Tunable thulium lasers are also attractive for applications that use laser lines in the 1.8–2μm wavelength region. In our current arrangement, the emitted radiation is relatively broad—we estimate these lasers emit lines up to several nanometers wide—but there are straightforward ways to narrow the spectral line. For example, we can either insert more tuning elements with different free spectral ranges into the cavity, or we can use a narrow-band intracavity grating to select a wavelength.
The potential of these lasers for medical applications is evident when looking at Figure 3, which highlights the wavelength overlap between high-absorption wavelengths in water and the tuning ranges we achieved. In this wavelength range, the absorption depth in water changes from 100μm (for a laser wavelength of 1.94μm) to 400μm (for a wavelength of 1.87μm). Thus, such a system can potentially be used as a laser scalpel with a variable cutting depth in high-water-content tissues.
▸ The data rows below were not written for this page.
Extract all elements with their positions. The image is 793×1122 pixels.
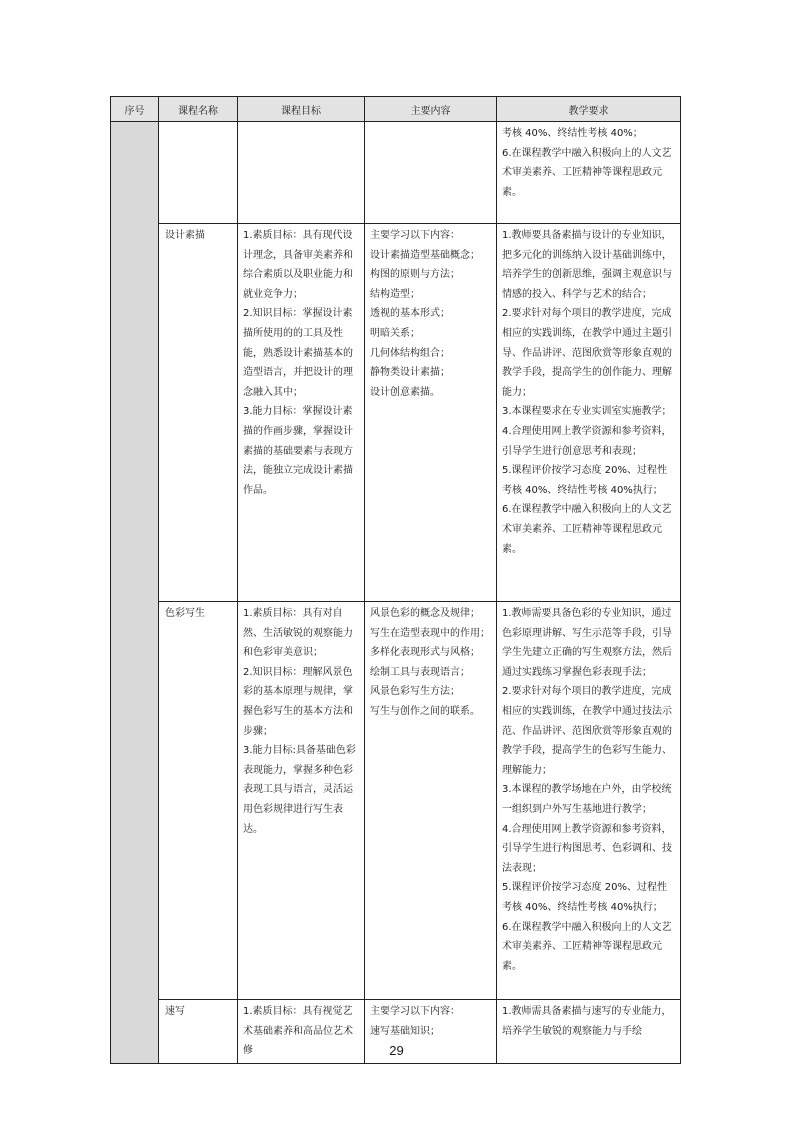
teaching-requirements: 考核 40%、终结性考核 40%； 6.在课程教学中融入积极向上的人文艺术审美素养、工匠精神等课程思政元素。 [502, 128, 672, 198]
course-goals: 1.素质目标：具有现代设计理念，具备审美素养和综合素质以及职业能力和就业竞争力； 2.知识目标：掌握设计素描所使用的的工具及性能，熟悉设计素描基本的造型语言，并把设计的理念融入其中； 3.能力目标：掌握设计素描的作画步骤，掌握设计素描的基础要素与表现方法，能独立完成设计素描作品。 [243, 230, 353, 496]
course-name-cell [159, 122, 238, 224]
table-row [111, 602, 681, 1000]
course-goals-cell [238, 602, 365, 1000]
course-name [159, 122, 237, 126]
teaching-requirements: 1.教师需具备素描与速写的专业能力，培养学生敏锐的观察能力与手绘 [502, 1006, 672, 1037]
course-name-cell [159, 224, 238, 602]
header-course-goals: 课程目标 [238, 97, 365, 122]
main-content-cell [365, 122, 497, 224]
table-row [111, 122, 681, 224]
table-header-row [111, 97, 681, 122]
course-name: 色彩写生 [165, 608, 205, 619]
course-goals: 1.素质目标：具有对自然、生活敏锐的观察能力和色彩审美意识； 2.知识目标：理解风景色彩的基本原理与规律，掌握色彩写生的基本方法和步骤； 3.能力目标:具备基础色彩表现能力，掌握多种色彩表现工具与语言，灵活运用色彩规律进行写生表达。 [243, 608, 356, 835]
teaching-requirements-cell [497, 224, 681, 602]
main-content: 主要学习以下内容： 速写基础知识； [370, 1006, 460, 1037]
course-goals [238, 122, 364, 126]
header-seq: 序号 [111, 97, 159, 122]
teaching-requirements: 1.教师需要具备色彩的专业知识，通过色彩原理讲解、写生示范等手段，引导学生先建立正确的写生观察方法，然后通过实践练习掌握色彩表现手法； 2.要求针对每个项目的教学进度，完成相应的实践训练，在教学中通过技法示范、作品讲评、范图欣赏等形象直观的教学手段，提高学生的色彩写生能力、理解能力； 3.本课程的教学场地在户外，由学校统一组织到户外写生基地进行教学； 4.合理使用网上教学资源和参考资料，引导学生进行构图思考、色彩调和、技法表现； 5.课程评价按学习态度 20%、过程性考核 40%、终结性考核 40%执行； 6.在课程教学中融入积极向上的人文艺术审美素养、工匠精神等课程思政元素。 [502, 608, 672, 972]
page-number: 29 [389, 1043, 404, 1058]
header-teaching-requirements: 教学要求 [497, 97, 681, 122]
main-content-cell [365, 224, 497, 602]
curriculum-table [110, 96, 681, 1064]
course-goals-cell [238, 122, 365, 224]
teaching-requirements-cell [497, 602, 681, 1000]
teaching-requirements-cell [497, 122, 681, 224]
main-content [365, 122, 496, 126]
course-name: 速写 [165, 1006, 185, 1017]
course-goals: 1.素质目标：具有视觉艺术基础素养和高品位艺术修 [243, 1006, 353, 1057]
teaching-requirements: 1.教师要具备素描与设计的专业知识，把多元化的训练纳入设计基础训练中，培养学生的创新思维，强调主观意识与情感的投入、科学与艺术的结合； 2.要求针对每个项目的教学进度，完成相应的实践训练，在教学中通过主题引导、作品讲评、范图欣赏等形象直观的教学手段，提高学生的创作能力、理解能力； 3.本课程要求在专业实训室实施教学； 4.合理使用网上教学资源和参考资料，引导学生进行创意思考和表现； 5.课程评价按学习态度 20%、过程性考核 40%、终结性考核 40%执行； 6.在课程教学中融入积极向上的人文艺术审美素养、工匠精神等课程思政元素。 [502, 230, 672, 555]
main-content: 主要学习以下内容： 设计素描造型基础概念； 构图的原则与方法； 结构造型； 透视的基本形式； 明暗关系； 几何体结构组合； 静物类设计素描； 设计创意素描。 [370, 230, 480, 398]
course-name-cell [159, 602, 238, 1000]
header-course-name: 课程名称 [159, 97, 238, 122]
main-content-cell [365, 602, 497, 1000]
course-goals-cell [238, 224, 365, 602]
seq-cell [111, 122, 159, 1064]
main-content: 风景色彩的概念及规律； 写生在造型表现中的作用； 多样化表现形式与风格； 绘制工具与表现语言； 风景色彩写生方法； 写生与创作之间的联系。 [370, 608, 490, 717]
header-main-content: 主要内容 [365, 97, 497, 122]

In summary, we have developed efficient diode-pumped Tm:YAP and Tm:GdVO4 lasers with tunable emission from 1.84 to 2.04μm with multiwatt output power. We plan to further increase output power by optimizing the crystal length. We expect that we can achieve output power up to 10W without much variation in the current setup. The broad gain bandwidth of these lasers also makes them attractive for mode-locking experiments in the 2μm-wavelength region.
This research was supported by the Czech Ministry of Education (grant MSM 684 0770 022, ‘Laser systems, radiation, and modern optical applications’).